Sunday Aug 18, 2024
Jazz And Samba
A celebration of the birth of Jazz and Samba.
This program was originally produced by Sid Gribetz in July 2012. The emphasis of the show was the 50th Anniversary of the Bossa Nova craze and the proliferation of jazz records throughout 1962 with the samba influence.
On February 13, 1962, Stan Getz and Charlie Byrd met in Washington D.C.’s All Souls Church for a casual record session. The resulting album, “Jazz Samba”, with its single “Desafinado”, became THE big hit record of the summer of 1962 and ignited a bossa nova craze in jazz and popular music. Within months, jazz artists from Coleman Hawkins to Gene Ammons to Cannonball Adderley all recorded samba records, and the wave would crest with several more efforts from Byrd and Getz, culminating with the all time hit “The Girl From Ipanema”.

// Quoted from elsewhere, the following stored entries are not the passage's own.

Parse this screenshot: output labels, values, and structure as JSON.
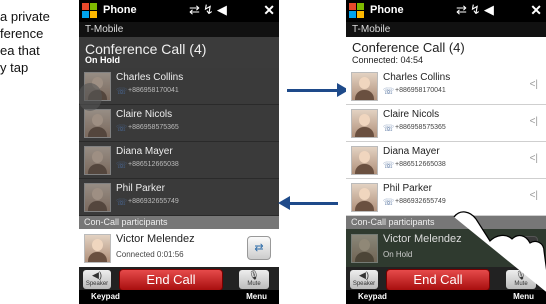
{
  "caption": [
    "a private",
    "ference",
    "ea that",
    "y tap"
  ],
  "left": {
    "app_title": "Phone",
    "carrier": "T-Mobile",
    "conf_title": "Conference Call (4)",
    "conf_sub": "On Hold",
    "participants": [
      {
        "name": "Charles Collins",
        "number": "+886958170041"
      },
      {
        "name": "Claire Nicols",
        "number": "+886958575365"
      },
      {
        "name": "Diana Mayer",
        "number": "+886512665038"
      },
      {
        "name": "Phil Parker",
        "number": "+886932655749"
      }
    ],
    "section_label": "Con-Call participants",
    "active": {
      "name": "Victor Melendez",
      "sub": "Connected 0:01:56"
    },
    "speaker_label": "Speaker",
    "end_call": "End Call",
    "mute_label": "Mute",
    "softkey_left": "Keypad",
    "softkey_right": "Menu"
  },
  "right": {
    "app_title": "Phone",
    "carrier": "T-Mobile",
    "conf_title": "Conference Call (4)",
    "conf_sub": "Connected: 04:54",
    "participants": [
      {
        "name": "Charles Collins",
        "number": "+886958170041"
      },
      {
        "name": "Claire Nicols",
        "number": "+886958575365"
      },
      {
        "name": "Diana Mayer",
        "number": "+886512665038"
      },
      {
        "name": "Phil Parker",
        "number": "+886932655749"
      }
    ],
    "section_label": "Con-Call participants",
    "active": {
      "name": "Victor Melendez",
      "sub": "On Hold"
    },
    "speaker_label": "Speaker",
    "end_call": "End Call",
    "mute_label": "Mute",
    "softkey_left": "Keypad",
    "softkey_right": "Menu"
  },
  "colors": {
    "arrow": "#1e4a8a",
    "end_call": "#c62020"
  }
}
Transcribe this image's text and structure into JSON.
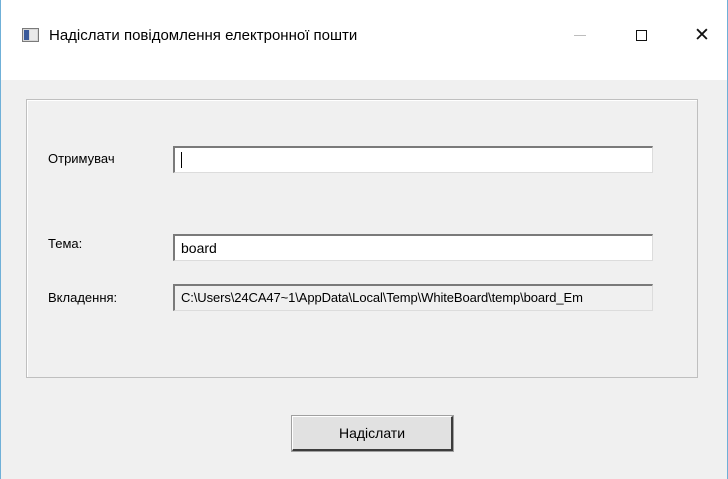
{
  "window": {
    "title": "Надіслати повідомлення електронної пошти"
  },
  "form": {
    "recipient_label": "Отримувач",
    "recipient_value": "",
    "subject_label": "Тема:",
    "subject_value": "board",
    "attachment_label": "Вкладення:",
    "attachment_value": "C:\\Users\\24CA47~1\\AppData\\Local\\Temp\\WhiteBoard\\temp\\board_Em"
  },
  "actions": {
    "send_label": "Надіслати"
  },
  "icons": {
    "app": "app-window-icon",
    "minimize": "minimize-icon",
    "maximize": "maximize-icon",
    "close": "close-icon"
  }
}
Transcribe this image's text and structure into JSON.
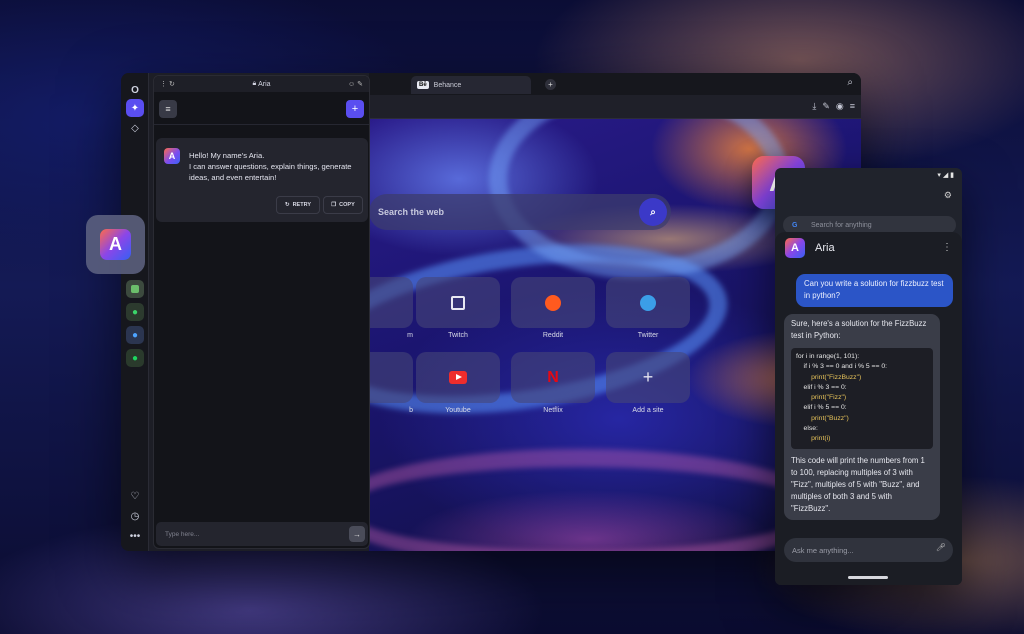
{
  "browser": {
    "address_title": "Aria",
    "tabs": [
      {
        "label": "Behance",
        "badge": "Bē"
      }
    ],
    "new_tab_glyph": "+",
    "rail_icons": [
      "opera-logo-icon",
      "aria-icon",
      "diamond-icon",
      "panel-icon",
      "whatsapp-icon",
      "messenger-icon",
      "spotify-icon",
      "heart-icon",
      "clock-icon",
      "more-icon"
    ]
  },
  "speed_dial": {
    "search_placeholder": "Search the web",
    "tiles": [
      {
        "label": "Twitch",
        "icon": "twitch-icon"
      },
      {
        "label": "Reddit",
        "icon": "reddit-icon"
      },
      {
        "label": "Twitter",
        "icon": "twitter-icon"
      },
      {
        "label": "Youtube",
        "icon": "youtube-icon"
      },
      {
        "label": "Netflix",
        "icon": "netflix-icon"
      },
      {
        "label": "Add a site",
        "icon": "plus-icon"
      }
    ],
    "partial_labels": [
      "m",
      "b"
    ]
  },
  "aria_panel": {
    "greeting": "Hello! My name's Aria.",
    "message": "I can answer questions, explain things, generate ideas, and even entertain!",
    "retry_label": "RETRY",
    "copy_label": "COPY",
    "input_placeholder": "Type here..."
  },
  "phone": {
    "google_placeholder": "Search for anything",
    "chat_title": "Aria",
    "user_message": "Can you write a solution for fizzbuzz test in python?",
    "bot_intro": "Sure, here's a solution for the FizzBuzz test in Python:",
    "code_lines": [
      "for i in range(1, 101):",
      "    if i % 3 == 0 and i % 5 == 0:",
      "        print(\"FizzBuzz\")",
      "    elif i % 3 == 0:",
      "        print(\"Fizz\")",
      "    elif i % 5 == 0:",
      "        print(\"Buzz\")",
      "    else:",
      "        print(i)"
    ],
    "bot_outro": "This code will print the numbers from 1 to 100, replacing multiples of 3 with \"Fizz\", multiples of 5 with \"Buzz\", and multiples of both 3 and 5 with \"FizzBuzz\".",
    "ask_placeholder": "Ask me anything..."
  },
  "colors": {
    "accent": "#5a4ef0",
    "user_bubble": "#2b55c7",
    "aria_gradient_start": "#ff6a4a",
    "aria_gradient_end": "#3560f4"
  }
}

To be sure, for several years before, Gilberto and Jobim and their compatriots had already brought jazz and other outside sensitivities to native Brazilian rhythms to forge the new bossa nova style. The movie Black Orpheus, with its thrilling yet haunting soundtrack was a landmark. Additional early impact was the efforts by musicians such as Bud Shank and Dizzy Gillespie, who had already spread the samba gospel to a wider audience. Charlie Byrd, with his group of bassist Keter Betts and drummer Buddy Deppenschmidt, returned from a winter 1961 State Department tour of South America fully imbued with the bossa nova sound. They imparted their new wisdom on the “Jazz Samba” album, and the fuse was lit.
Our radio broadcast celebrated that fabled summer of 1962, when bossa nova was in the air, and we played many of the "jazz and samba" records of that year, for your sultry summer enjoyment.